The guilt twisted sharper in his chest, warring with a warm, fizzing excitement he’d forgotten existed. He kept telling himself he should send her away, that this was wrong, that even entertaining a conversation with her that didn’t revolve around typewriter repairs was a betrayal of the 32 years he’d had with Linda. But he couldn’t make himself cut her off. He liked the rough, loud sound of her laugh, the way she ran her calloused fingers over the typewriter keys like she knew exactly how much care went into fixing them, the way she didn’t tiptoe around mentioning Linda like everyone else in his life did now.
The sky opened up out of nowhere, fat cold raindrops slamming into the brick hard enough to kick up dust, and the entire pop-up dissolved into chaos. Roly fumbled with the blue tarp he kept under his table, his hands shaking too hard to get a grip on the grommets, until Maeve grabbed the other end of the tarp and helped him yank it over the stack of typewriters.
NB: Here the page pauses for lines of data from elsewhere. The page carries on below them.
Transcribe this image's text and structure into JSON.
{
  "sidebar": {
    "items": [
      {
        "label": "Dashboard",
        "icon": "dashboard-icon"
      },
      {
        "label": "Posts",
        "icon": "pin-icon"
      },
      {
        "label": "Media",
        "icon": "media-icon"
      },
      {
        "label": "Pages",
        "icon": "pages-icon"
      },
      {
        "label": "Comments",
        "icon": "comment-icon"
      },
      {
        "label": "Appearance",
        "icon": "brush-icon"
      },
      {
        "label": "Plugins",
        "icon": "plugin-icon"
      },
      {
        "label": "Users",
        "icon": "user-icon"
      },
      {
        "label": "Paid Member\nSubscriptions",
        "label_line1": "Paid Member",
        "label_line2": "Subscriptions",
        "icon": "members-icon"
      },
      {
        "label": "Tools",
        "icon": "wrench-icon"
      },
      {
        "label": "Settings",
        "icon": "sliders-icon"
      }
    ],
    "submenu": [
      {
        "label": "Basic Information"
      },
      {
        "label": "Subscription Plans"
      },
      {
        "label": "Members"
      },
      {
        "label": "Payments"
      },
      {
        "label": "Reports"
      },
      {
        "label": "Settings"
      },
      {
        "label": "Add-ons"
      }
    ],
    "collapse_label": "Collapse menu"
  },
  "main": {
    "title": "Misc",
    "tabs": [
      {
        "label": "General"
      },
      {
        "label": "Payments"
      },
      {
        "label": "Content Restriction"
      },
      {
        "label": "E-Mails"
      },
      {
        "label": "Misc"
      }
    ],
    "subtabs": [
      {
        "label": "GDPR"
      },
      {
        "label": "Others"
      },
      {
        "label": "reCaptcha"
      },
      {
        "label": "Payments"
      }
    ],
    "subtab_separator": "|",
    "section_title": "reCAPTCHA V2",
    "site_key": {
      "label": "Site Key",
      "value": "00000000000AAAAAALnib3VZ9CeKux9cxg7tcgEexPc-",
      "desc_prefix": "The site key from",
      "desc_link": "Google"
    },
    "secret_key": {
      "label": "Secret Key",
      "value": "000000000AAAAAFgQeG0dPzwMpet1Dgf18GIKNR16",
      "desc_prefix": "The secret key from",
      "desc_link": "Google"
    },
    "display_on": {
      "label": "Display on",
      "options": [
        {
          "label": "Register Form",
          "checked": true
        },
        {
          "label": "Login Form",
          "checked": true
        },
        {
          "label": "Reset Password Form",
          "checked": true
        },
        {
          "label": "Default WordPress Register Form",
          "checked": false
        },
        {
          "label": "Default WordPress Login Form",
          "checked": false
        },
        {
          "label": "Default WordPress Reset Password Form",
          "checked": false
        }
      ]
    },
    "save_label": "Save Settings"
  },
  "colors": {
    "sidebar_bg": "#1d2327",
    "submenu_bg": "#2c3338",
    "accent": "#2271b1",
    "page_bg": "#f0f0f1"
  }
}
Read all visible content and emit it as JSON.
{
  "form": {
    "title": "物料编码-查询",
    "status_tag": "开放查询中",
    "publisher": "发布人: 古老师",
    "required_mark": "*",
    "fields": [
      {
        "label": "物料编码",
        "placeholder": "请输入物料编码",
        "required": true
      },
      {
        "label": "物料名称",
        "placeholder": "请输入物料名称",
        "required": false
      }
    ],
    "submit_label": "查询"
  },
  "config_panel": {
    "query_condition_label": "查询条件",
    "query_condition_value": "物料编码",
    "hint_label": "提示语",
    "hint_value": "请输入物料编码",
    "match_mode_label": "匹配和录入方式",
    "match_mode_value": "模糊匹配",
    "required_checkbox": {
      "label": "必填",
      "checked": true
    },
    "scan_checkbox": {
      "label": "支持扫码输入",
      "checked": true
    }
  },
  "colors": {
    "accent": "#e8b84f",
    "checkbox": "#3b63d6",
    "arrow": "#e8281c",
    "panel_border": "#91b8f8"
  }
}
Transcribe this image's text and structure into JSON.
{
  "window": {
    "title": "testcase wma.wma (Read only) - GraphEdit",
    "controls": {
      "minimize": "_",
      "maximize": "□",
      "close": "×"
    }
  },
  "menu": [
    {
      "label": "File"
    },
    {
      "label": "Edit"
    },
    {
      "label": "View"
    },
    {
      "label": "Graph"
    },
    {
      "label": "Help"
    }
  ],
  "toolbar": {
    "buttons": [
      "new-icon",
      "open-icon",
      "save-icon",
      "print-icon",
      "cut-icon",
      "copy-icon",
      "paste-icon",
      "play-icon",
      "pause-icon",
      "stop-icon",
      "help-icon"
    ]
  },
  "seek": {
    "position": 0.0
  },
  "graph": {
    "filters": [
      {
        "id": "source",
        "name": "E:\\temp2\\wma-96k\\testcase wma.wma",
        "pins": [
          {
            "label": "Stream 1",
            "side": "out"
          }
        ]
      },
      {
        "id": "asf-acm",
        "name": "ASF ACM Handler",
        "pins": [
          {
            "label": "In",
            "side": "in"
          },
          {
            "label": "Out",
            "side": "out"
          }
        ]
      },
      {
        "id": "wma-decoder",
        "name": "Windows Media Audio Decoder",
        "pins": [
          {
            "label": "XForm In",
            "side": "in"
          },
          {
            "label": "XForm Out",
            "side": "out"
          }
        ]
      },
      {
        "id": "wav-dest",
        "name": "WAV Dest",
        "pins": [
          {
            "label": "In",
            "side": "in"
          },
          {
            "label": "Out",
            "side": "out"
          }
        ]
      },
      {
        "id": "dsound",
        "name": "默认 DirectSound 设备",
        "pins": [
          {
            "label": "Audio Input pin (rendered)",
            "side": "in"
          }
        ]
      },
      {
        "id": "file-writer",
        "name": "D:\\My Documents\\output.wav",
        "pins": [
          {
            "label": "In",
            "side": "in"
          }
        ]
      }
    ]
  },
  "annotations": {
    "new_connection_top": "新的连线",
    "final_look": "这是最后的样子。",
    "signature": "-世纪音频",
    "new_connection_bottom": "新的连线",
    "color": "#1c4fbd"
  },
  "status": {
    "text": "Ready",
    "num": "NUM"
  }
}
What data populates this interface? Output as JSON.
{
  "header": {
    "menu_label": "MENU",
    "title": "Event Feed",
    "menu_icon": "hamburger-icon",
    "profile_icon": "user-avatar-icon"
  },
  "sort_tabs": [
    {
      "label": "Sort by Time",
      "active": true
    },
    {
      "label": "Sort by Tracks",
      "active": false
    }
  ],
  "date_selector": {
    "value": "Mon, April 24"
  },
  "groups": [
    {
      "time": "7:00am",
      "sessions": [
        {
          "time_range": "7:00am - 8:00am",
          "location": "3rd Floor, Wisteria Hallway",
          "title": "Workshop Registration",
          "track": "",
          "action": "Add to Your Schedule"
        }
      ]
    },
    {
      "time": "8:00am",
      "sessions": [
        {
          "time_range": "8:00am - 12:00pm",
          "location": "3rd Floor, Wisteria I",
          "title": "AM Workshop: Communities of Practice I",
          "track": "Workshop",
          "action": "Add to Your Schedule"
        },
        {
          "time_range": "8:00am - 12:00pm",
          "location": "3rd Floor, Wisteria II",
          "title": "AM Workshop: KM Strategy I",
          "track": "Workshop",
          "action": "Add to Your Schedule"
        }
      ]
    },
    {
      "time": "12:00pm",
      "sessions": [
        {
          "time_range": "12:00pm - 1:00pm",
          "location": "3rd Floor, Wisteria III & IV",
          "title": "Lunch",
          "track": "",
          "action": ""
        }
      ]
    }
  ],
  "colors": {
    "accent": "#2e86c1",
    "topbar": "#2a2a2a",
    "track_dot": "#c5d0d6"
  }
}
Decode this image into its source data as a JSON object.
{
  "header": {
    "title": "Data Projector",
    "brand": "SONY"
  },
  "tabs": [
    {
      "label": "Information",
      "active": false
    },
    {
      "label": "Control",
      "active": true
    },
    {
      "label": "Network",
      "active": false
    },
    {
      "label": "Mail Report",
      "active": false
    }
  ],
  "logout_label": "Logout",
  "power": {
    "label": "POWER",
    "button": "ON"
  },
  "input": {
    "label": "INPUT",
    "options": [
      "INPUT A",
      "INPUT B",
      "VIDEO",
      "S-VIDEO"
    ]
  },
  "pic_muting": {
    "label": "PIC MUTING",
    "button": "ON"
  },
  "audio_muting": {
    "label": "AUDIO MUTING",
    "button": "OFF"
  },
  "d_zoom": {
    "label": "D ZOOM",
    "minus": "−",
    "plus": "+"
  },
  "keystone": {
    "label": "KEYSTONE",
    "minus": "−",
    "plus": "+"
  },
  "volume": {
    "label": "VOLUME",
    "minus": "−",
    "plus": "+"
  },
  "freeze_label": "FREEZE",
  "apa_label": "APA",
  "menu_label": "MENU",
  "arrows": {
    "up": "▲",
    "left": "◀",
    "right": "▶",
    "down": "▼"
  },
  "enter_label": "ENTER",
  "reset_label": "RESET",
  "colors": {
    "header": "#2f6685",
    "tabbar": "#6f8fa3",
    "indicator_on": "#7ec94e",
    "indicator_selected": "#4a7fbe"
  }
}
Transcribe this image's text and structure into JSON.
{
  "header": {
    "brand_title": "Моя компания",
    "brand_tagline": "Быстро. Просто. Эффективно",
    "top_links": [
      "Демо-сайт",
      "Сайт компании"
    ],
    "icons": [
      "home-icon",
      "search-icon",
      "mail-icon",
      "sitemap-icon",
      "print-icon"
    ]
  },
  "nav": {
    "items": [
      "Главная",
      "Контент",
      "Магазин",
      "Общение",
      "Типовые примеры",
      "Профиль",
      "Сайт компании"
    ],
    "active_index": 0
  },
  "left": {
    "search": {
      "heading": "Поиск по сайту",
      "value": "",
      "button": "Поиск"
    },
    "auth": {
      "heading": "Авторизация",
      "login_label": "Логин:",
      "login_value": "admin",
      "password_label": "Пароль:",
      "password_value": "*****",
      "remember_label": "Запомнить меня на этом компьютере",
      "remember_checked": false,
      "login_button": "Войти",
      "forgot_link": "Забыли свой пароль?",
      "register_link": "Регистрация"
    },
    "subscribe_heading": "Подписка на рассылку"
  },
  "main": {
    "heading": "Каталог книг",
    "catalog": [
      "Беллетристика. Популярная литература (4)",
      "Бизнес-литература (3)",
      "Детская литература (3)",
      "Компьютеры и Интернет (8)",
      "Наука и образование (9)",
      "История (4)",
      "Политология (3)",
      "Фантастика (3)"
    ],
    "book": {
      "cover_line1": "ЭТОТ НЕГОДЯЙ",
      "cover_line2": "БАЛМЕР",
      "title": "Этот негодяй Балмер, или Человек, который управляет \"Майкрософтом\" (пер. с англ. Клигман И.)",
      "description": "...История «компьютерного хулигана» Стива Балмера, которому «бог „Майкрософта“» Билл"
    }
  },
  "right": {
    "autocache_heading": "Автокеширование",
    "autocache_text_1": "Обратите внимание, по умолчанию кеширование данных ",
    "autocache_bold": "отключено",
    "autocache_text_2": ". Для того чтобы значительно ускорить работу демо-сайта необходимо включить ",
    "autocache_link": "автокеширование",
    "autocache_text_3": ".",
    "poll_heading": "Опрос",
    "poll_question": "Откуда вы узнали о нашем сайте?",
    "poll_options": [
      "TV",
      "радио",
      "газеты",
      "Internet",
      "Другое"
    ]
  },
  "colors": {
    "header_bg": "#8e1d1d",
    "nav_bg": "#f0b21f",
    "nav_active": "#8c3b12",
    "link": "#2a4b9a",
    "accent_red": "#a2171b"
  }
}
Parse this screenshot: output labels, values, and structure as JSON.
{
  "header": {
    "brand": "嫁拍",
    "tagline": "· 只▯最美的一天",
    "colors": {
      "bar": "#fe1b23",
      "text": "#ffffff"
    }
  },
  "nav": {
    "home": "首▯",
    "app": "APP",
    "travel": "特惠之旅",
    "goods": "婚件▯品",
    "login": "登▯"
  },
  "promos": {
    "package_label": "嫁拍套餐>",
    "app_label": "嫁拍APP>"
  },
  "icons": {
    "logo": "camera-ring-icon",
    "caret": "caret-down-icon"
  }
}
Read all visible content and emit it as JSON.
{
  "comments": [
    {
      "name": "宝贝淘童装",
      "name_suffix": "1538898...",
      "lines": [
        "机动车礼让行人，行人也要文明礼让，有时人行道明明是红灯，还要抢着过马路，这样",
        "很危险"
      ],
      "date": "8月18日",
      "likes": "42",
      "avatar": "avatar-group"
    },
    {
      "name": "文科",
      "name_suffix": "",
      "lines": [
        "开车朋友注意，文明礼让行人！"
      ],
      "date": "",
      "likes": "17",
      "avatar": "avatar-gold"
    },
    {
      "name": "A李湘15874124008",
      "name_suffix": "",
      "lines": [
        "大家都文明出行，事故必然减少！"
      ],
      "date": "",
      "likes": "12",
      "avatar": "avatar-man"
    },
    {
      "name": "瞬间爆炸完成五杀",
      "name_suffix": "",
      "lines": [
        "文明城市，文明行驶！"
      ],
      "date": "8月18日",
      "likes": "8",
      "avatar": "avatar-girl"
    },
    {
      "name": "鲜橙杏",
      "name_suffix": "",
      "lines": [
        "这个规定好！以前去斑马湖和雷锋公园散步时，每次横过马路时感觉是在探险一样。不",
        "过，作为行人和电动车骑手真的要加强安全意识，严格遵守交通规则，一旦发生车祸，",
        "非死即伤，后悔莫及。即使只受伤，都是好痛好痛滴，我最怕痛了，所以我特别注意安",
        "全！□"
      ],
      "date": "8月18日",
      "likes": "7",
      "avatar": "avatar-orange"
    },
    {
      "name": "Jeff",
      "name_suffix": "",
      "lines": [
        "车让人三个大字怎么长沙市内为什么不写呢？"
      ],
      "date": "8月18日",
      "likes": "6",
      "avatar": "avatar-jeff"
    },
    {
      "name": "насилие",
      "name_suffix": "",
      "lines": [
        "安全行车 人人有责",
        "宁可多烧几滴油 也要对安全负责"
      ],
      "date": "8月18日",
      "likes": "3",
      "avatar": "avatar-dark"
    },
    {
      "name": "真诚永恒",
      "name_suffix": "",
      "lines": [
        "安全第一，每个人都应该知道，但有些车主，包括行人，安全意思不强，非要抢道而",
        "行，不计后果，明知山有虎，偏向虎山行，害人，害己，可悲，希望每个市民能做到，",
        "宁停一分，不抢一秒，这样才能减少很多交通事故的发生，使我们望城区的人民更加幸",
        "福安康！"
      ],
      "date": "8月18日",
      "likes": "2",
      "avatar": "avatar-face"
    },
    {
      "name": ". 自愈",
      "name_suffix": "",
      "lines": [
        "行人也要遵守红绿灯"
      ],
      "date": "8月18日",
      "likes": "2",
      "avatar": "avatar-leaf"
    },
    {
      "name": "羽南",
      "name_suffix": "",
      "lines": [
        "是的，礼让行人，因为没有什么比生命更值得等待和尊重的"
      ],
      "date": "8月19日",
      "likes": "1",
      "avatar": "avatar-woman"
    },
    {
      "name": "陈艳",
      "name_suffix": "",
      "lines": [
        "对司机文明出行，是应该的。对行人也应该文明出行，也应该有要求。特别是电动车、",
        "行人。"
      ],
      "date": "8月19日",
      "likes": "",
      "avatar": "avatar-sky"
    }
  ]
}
They were both soaked through in 30 seconds, her Johnny Cash tee sticking to her shoulders, raindrops running down the side of her face, when she leaned in close enough that her breath brushed his ear, loud enough to be heard over the rain and the yelling from other vendors. “My Airbnb is 20 minutes away and I don’t feel like driving soaked. You got space at your place for me to dry off? And Linda told me about the bottle of bourbon you keep stashed on the porch for special occasions.”
He hesitated for half a second, his mind flashing to the photo of Linda on his fridge, the way she’d held his hand in her hospital bed and made him promise he wouldn’t spend the rest of his life alone, that he deserved to be happy even when she wasn’t there. He nodded, water dripping off the brim of his baseball cap onto his jacket. “I got a spare bedroom. Bourbon’s already out.”
They loaded the typewriters into the bed of his beat-up 2004 Ford F150 in record time, and she climbed into the passenger seat, twisting the knob on his old factory radio until Johnny Cash’s “Folsom Prison Blues” blared out of the crackling speakers. She sang along off key, tapping her scuffed work boot against the dashboard, and when she caught him looking over at her, she winked. When she reached over to rest her warm, calloused hand on his forearm as he turned onto the dirt road leading to his cottage, he didn’t pull away.